The GITHUB_NOTIFY_CHAT_ID setting routes all GitHub notifications to a separate Telegram group, keeping your DM clean for actual conversation.
When GITHUB_NOTIFY_CHAT_ID is set, all GitHub event notifications go to the configured group:
| Event | Normal notification | Agent output |
|---|---|---|
| Push | Commit summary with branch and author | - |
| Pull request | Open/close/merge/reopen summary | PR review agent posts its review summary here |
| Issues | Open/close/reopen summary | Issue triage agent posts its triage summary here |
| Issue comments | Comment text with author and link | - |
| PR reviews | Review submitted/approved/changes requested | - |
Both the standard event formatters and the agent outputs (PR review, issue triage) route to the same group. There is no way to split them - it is all or nothing.

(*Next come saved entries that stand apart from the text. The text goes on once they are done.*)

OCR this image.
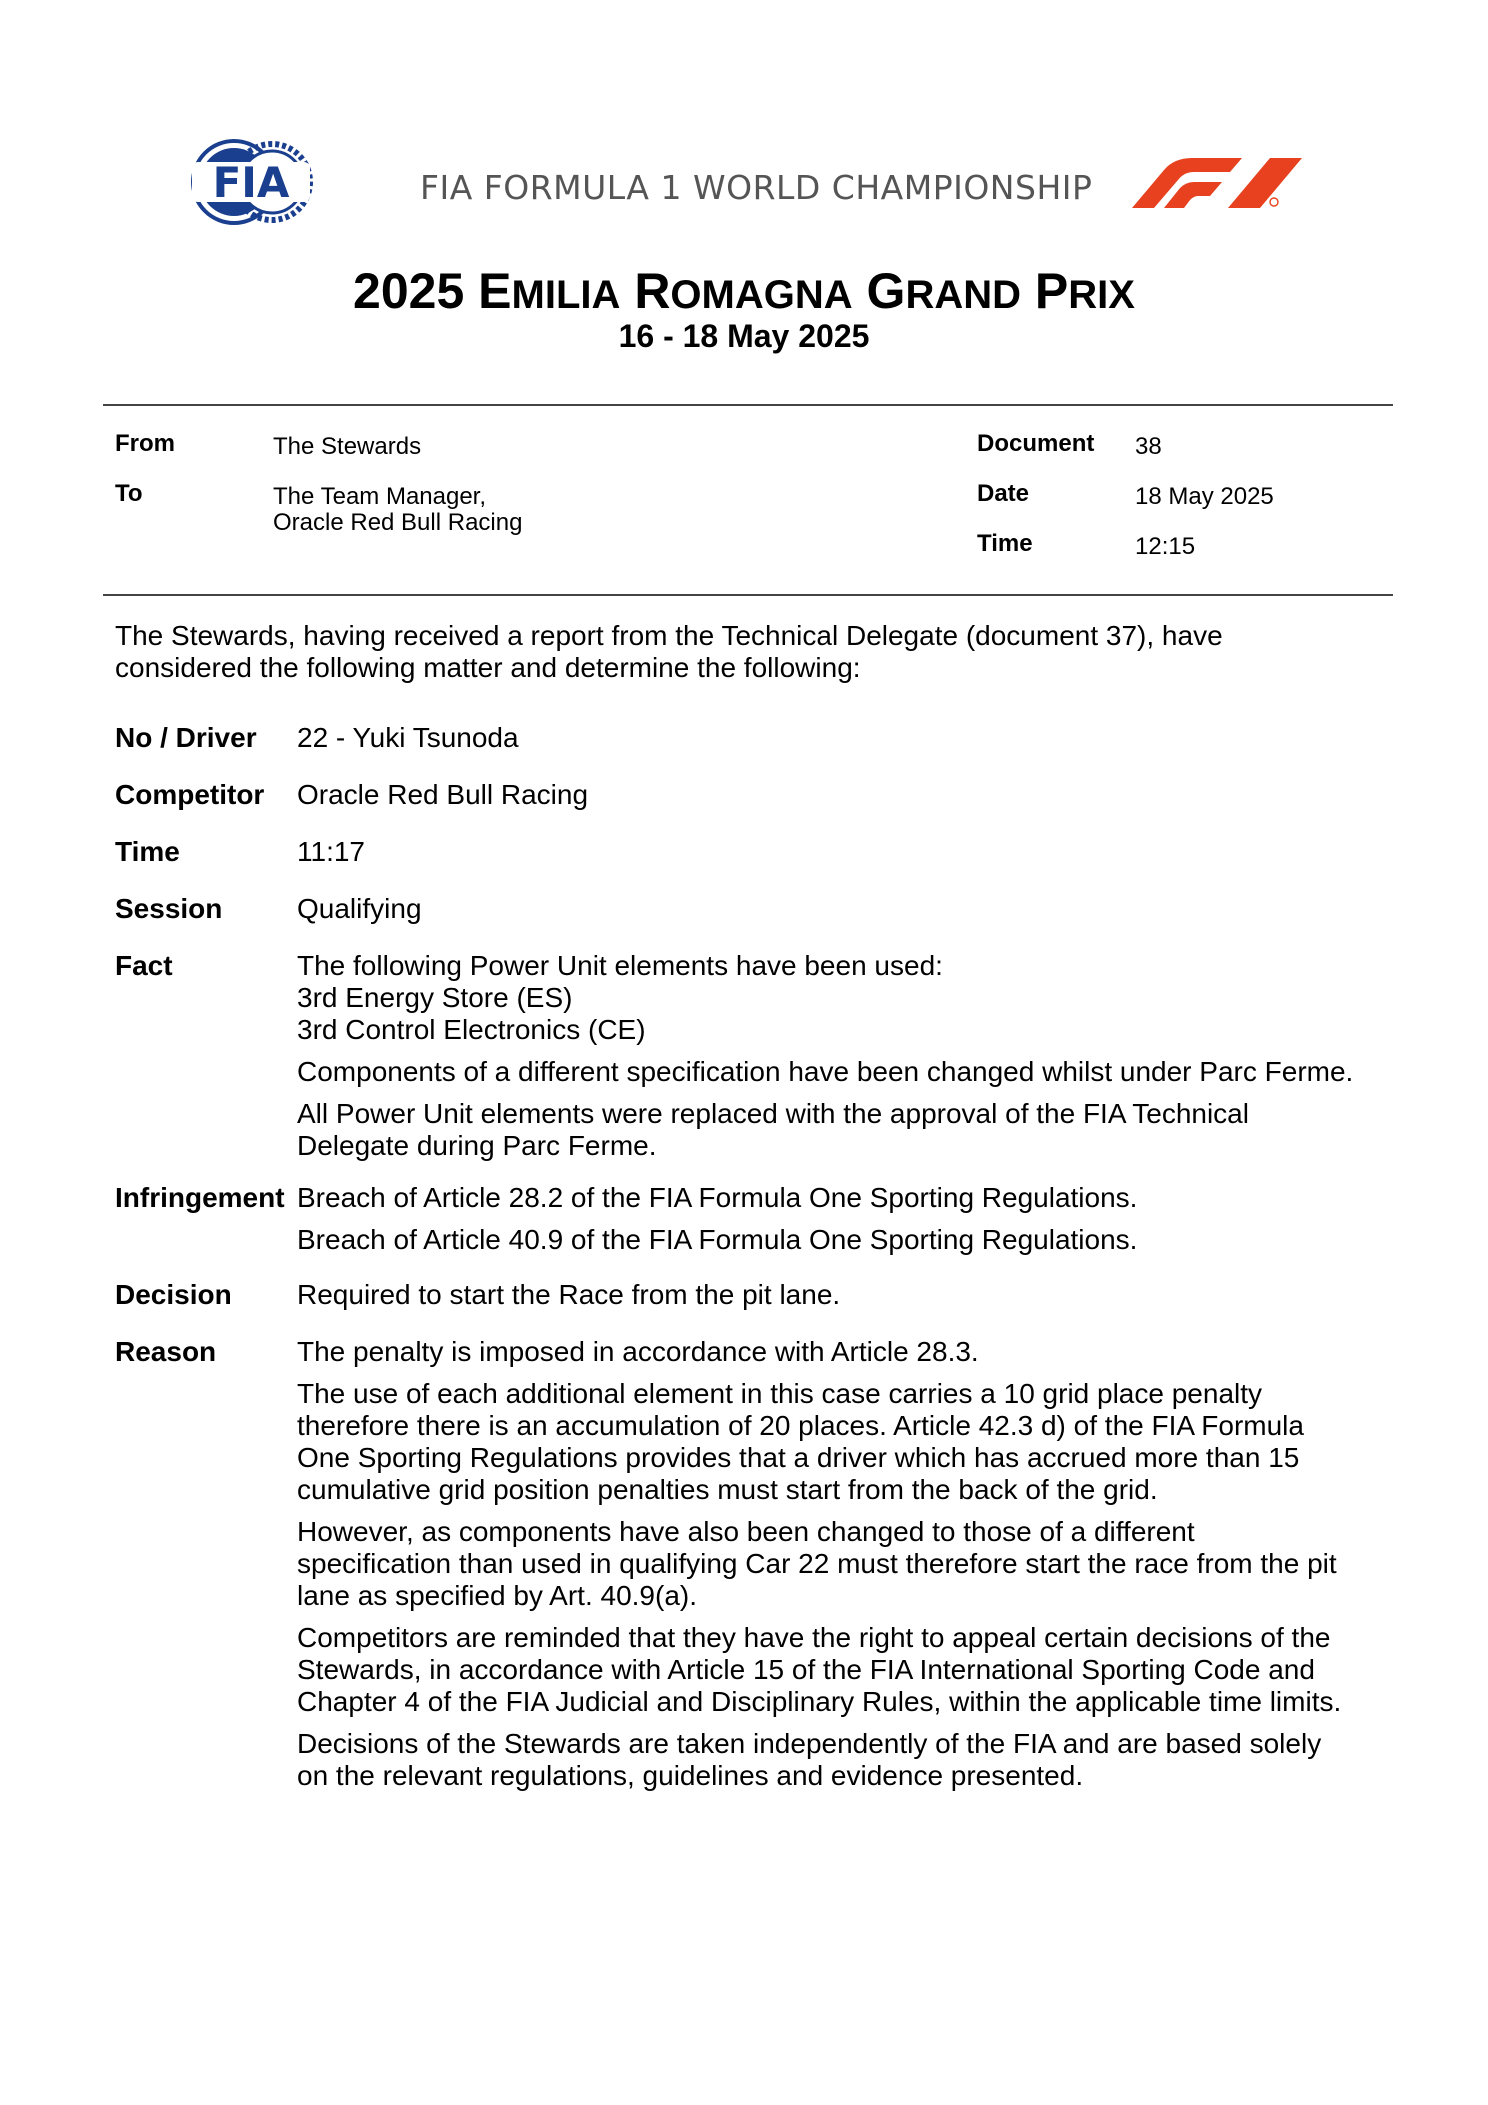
FIA	FIA FORMULA 1 WORLD CHAMPIONSHIP
2025 EMILIA ROMAGNA GRAND PRIX
16 - 18 May 2025
From	The Stewards
To	The Team Manager,
Oracle Red Bull Racing
Document 38
Date	18 May 2025
Time	12:15
The Stewards, having received a report from the Technical Delegate (document 37), have
considered the following matter and determine the following:
No / Driver 22 - Yuki Tsunoda
Competitor Oracle Red Bull Racing
Time	11:17
Session	Qualifying
Fact	The following Power Unit elements have been used:
3rd Energy Store (ES)
3rd Control Electronics (CE)

Components of a different specification have been changed whilst under Parc Ferme.

All Power Unit elements were replaced with the approval of the FIA Technical
Delegate during Parc Ferme.

Infringement Breach of Article 28.2 of the FIA Formula One Sporting Regulations.

Breach of Article 40.9 of the FIA Formula One Sporting Regulations.

Decision Required to start the Race from the pit lane.
Reason	The penalty is imposed in accordance with Article 28.3.

The use of each additional element in this case carries a 10 grid place penalty
therefore there is an accumulation of 20 places. Article 42.3 d) of the FIA Formula
One Sporting Regulations provides that a driver which has accrued more than 15
cumulative grid position penalties must start from the back of the grid.

However, as components have also been changed to those of a different
specification than used in qualifying Car 22 must therefore start the race from the pit
lane as specified by Art. 40.9(a).

Competitors are reminded that they have the right to appeal certain decisions of the
Stewards, in accordance with Article 15 of the FIA International Sporting Code and
Chapter 4 of the FIA Judicial and Disciplinary Rules, within the applicable time limits.

Decisions of the Stewards are taken independently of the FIA and are based solely
on the relevant regulations, guidelines and evidence presented.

When GITHUB_NOTIFY_CHAT_ID is not set, everything goes to the user's DM as before. Zero behavior change.
Only GitHub events are rerouted. Everything else stays in your direct conversation:
- Interactive chat messages
- Scheduled job output (reminders, Claude jobs)
- Generic webhook notifications (
/webhookendpoint) - Voice message responses
- File/photo responses
Open Telegram and create a new group:
- Tap the compose/pencil icon (bottom-right on mobile, top-left on desktop)
- Select New Group
-
Add your Kai bot as a member - search by its
@username - Name it something descriptive (e.g., "Kai GitHub", "Dev Notifications")
- Tap Create
The bot needs to be a member of the group to send messages there. You can make the group private - the bot does not need admin privileges to send messages.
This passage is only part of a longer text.